The centre uses only exercise programs scientifically proven to be beneficial to older adults – so you won’t find participants doing hot yoga, Pilates or using the Bo-Flex.
“From what we learn from the research we develop model physical activity programs for mature adults. They’re not just recreational programs,” says Fitzgerald, who believes chronological age is just a meaningless number, and functional age is all that matters.
“They’re really programs that will help people maintain their functional ability as they age. We also develop education and training programs to prepare leaders of those programs so that we can ensure nationally that there are physical activity programs for older people.”
On a Friday afternoon big band music fills the gym, while a group of older adults walk around the perimeter carrying dumbbells of various weights – some not carrying any weights at all.
In the middle stands an instructor, who doesn’t look much younger than the participants, shouting instructions.
One participant, Jake MacKenzie, 83, comes to the centre three times a week to do weights, aerobics, balancing and stretching. He started attending in 2000 after suffering two heart attacks.
“The head of cardiology over at University Hospital suggested that I get involved with this program,” he says.
Twenty years ago most doctors wouldn’t recommend a recovering heart attack patient start working out – especially with weights – but now, because of research by the centre, it’s becoming more common.
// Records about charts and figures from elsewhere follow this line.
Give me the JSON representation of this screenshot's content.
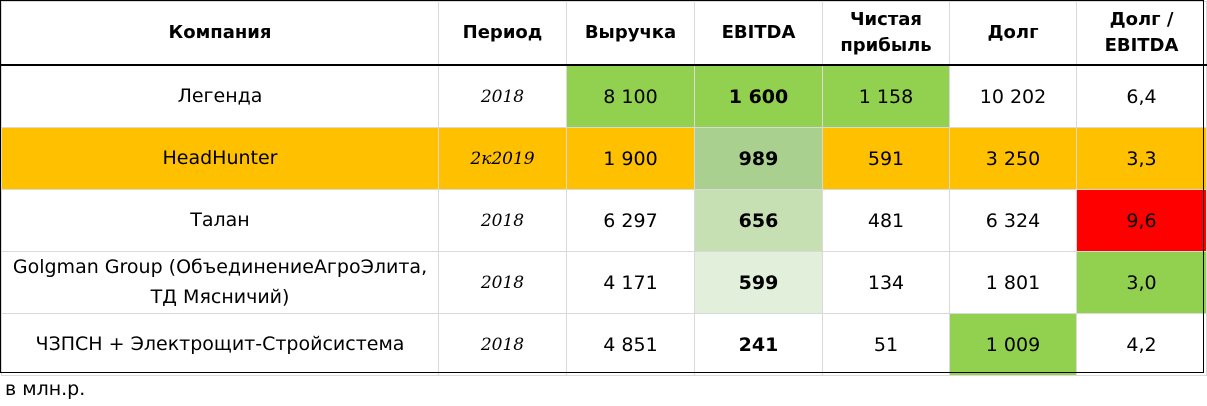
{
  "headers": {
    "company": "Компания",
    "period": "Период",
    "revenue": "Выручка",
    "ebitda": "EBITDA",
    "net_profit_line1": "Чистая",
    "net_profit_line2": "прибыль",
    "debt": "Долг",
    "debt_ebitda_line1": "Долг /",
    "debt_ebitda_line2": "EBITDA"
  },
  "colors": {
    "green": "#92d050",
    "orange": "#ffc000",
    "red": "#ff0000",
    "ebitda_scale": [
      "#ffffff",
      "#a9d08e",
      "#c6e0b4",
      "#e2efda",
      "#ffffff"
    ]
  },
  "rows": [
    {
      "company": "Легенда",
      "company_line2": "",
      "period": "2018",
      "revenue": "8 100",
      "ebitda": "1 600",
      "net_profit": "1 158",
      "debt": "10 202",
      "debt_ebitda": "6,4"
    },
    {
      "company": "HeadHunter",
      "company_line2": "",
      "period": "2к2019",
      "revenue": "1 900",
      "ebitda": "989",
      "net_profit": "591",
      "debt": "3 250",
      "debt_ebitda": "3,3"
    },
    {
      "company": "Талан",
      "company_line2": "",
      "period": "2018",
      "revenue": "6 297",
      "ebitda": "656",
      "net_profit": "481",
      "debt": "6 324",
      "debt_ebitda": "9,6"
    },
    {
      "company": "Golgman Group (ОбъединениеАгроЭлита,",
      "company_line2": "ТД Мясничий)",
      "period": "2018",
      "revenue": "4 171",
      "ebitda": "599",
      "net_profit": "134",
      "debt": "1 801",
      "debt_ebitda": "3,0"
    },
    {
      "company": "ЧЗПСН + Электрощит-Стройсистема",
      "company_line2": "",
      "period": "2018",
      "revenue": "4 851",
      "ebitda": "241",
      "net_profit": "51",
      "debt": "1 009",
      "debt_ebitda": "4,2"
    }
  ],
  "footnote": "в млн.р."
}
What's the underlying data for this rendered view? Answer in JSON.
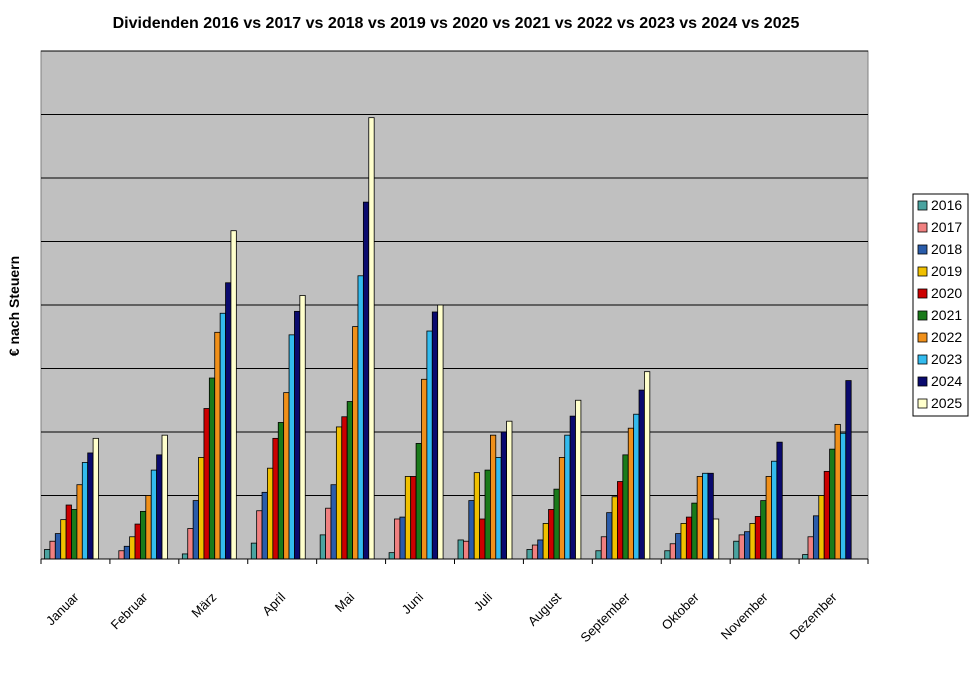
{
  "chart_data": {
    "type": "bar",
    "title": "Dividenden 2016 vs 2017 vs 2018 vs 2019 vs 2020 vs 2021 vs 2022 vs 2023 vs 2024 vs 2025",
    "xlabel": "",
    "ylabel": "€ nach Steuern",
    "ylim": [
      0,
      8
    ],
    "grid": true,
    "legend_position": "right",
    "plot_background": "#c0c0c0",
    "categories": [
      "Januar",
      "Februar",
      "März",
      "April",
      "Mai",
      "Juni",
      "Juli",
      "August",
      "September",
      "Oktober",
      "November",
      "Dezember"
    ],
    "series": [
      {
        "name": "2016",
        "color": "#4aa3a0",
        "values": [
          0.15,
          0,
          0.08,
          0.25,
          0.38,
          0.1,
          0.3,
          0.15,
          0.13,
          0.13,
          0.28,
          0.07
        ]
      },
      {
        "name": "2017",
        "color": "#f08080",
        "values": [
          0.28,
          0.13,
          0.48,
          0.76,
          0.8,
          0.63,
          0.28,
          0.22,
          0.35,
          0.24,
          0.38,
          0.35
        ]
      },
      {
        "name": "2018",
        "color": "#2a5caa",
        "values": [
          0.4,
          0.2,
          0.92,
          1.05,
          1.17,
          0.66,
          0.92,
          0.3,
          0.73,
          0.4,
          0.43,
          0.68
        ]
      },
      {
        "name": "2019",
        "color": "#f0c000",
        "values": [
          0.62,
          0.35,
          1.6,
          1.43,
          2.08,
          1.3,
          1.36,
          0.56,
          0.98,
          0.56,
          0.56,
          1.0
        ]
      },
      {
        "name": "2020",
        "color": "#cc0000",
        "values": [
          0.85,
          0.55,
          2.37,
          1.9,
          2.24,
          1.3,
          0.63,
          0.78,
          1.22,
          0.66,
          0.67,
          1.38
        ]
      },
      {
        "name": "2021",
        "color": "#1a7a1a",
        "values": [
          0.78,
          0.75,
          2.85,
          2.15,
          2.48,
          1.82,
          1.4,
          1.1,
          1.64,
          0.88,
          0.92,
          1.73
        ]
      },
      {
        "name": "2022",
        "color": "#f0901a",
        "values": [
          1.17,
          1.0,
          3.57,
          2.62,
          3.66,
          2.83,
          1.95,
          1.6,
          2.06,
          1.3,
          1.3,
          2.12
        ]
      },
      {
        "name": "2023",
        "color": "#33bbee",
        "values": [
          1.52,
          1.4,
          3.87,
          3.53,
          4.46,
          3.59,
          1.6,
          1.95,
          2.28,
          1.35,
          1.54,
          1.98
        ]
      },
      {
        "name": "2024",
        "color": "#0a0a6e",
        "values": [
          1.67,
          1.64,
          4.35,
          3.9,
          5.62,
          3.89,
          2.0,
          2.25,
          2.66,
          1.35,
          1.84,
          2.81
        ]
      },
      {
        "name": "2025",
        "color": "#ffffcc",
        "values": [
          1.9,
          1.95,
          5.17,
          4.15,
          6.95,
          4.0,
          2.17,
          2.5,
          2.95,
          0.63,
          0,
          0
        ]
      }
    ]
  }
}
“If you don’t get involved in this kind of exercise then you’re going to go downhill,” MacKenzie says. “It’s very important for your health.”
The classes also allow older adults to make friends and meet new people.
“We have a lot of fun. I look forward to the social aspect.”
With nearly 500 participants in London, the centre is constantly expanding.
But it has faced challenges in its 20 years – the biggest being funding.
Don Paterson, the research director, says obtaining funding for prevention research was difficult, especially in 1980s.
“From a research point of view it’s always been hard to fund prevention versus treatment,” says Paterson.
However, the centre’s research helped change the stigma attached to prevention research, and today there has been a shift in thinking, said Paterson.
“To keep our system functioning we need to look at prevention and keep people out of hospitals.”
The writer is a master’s student in journalism.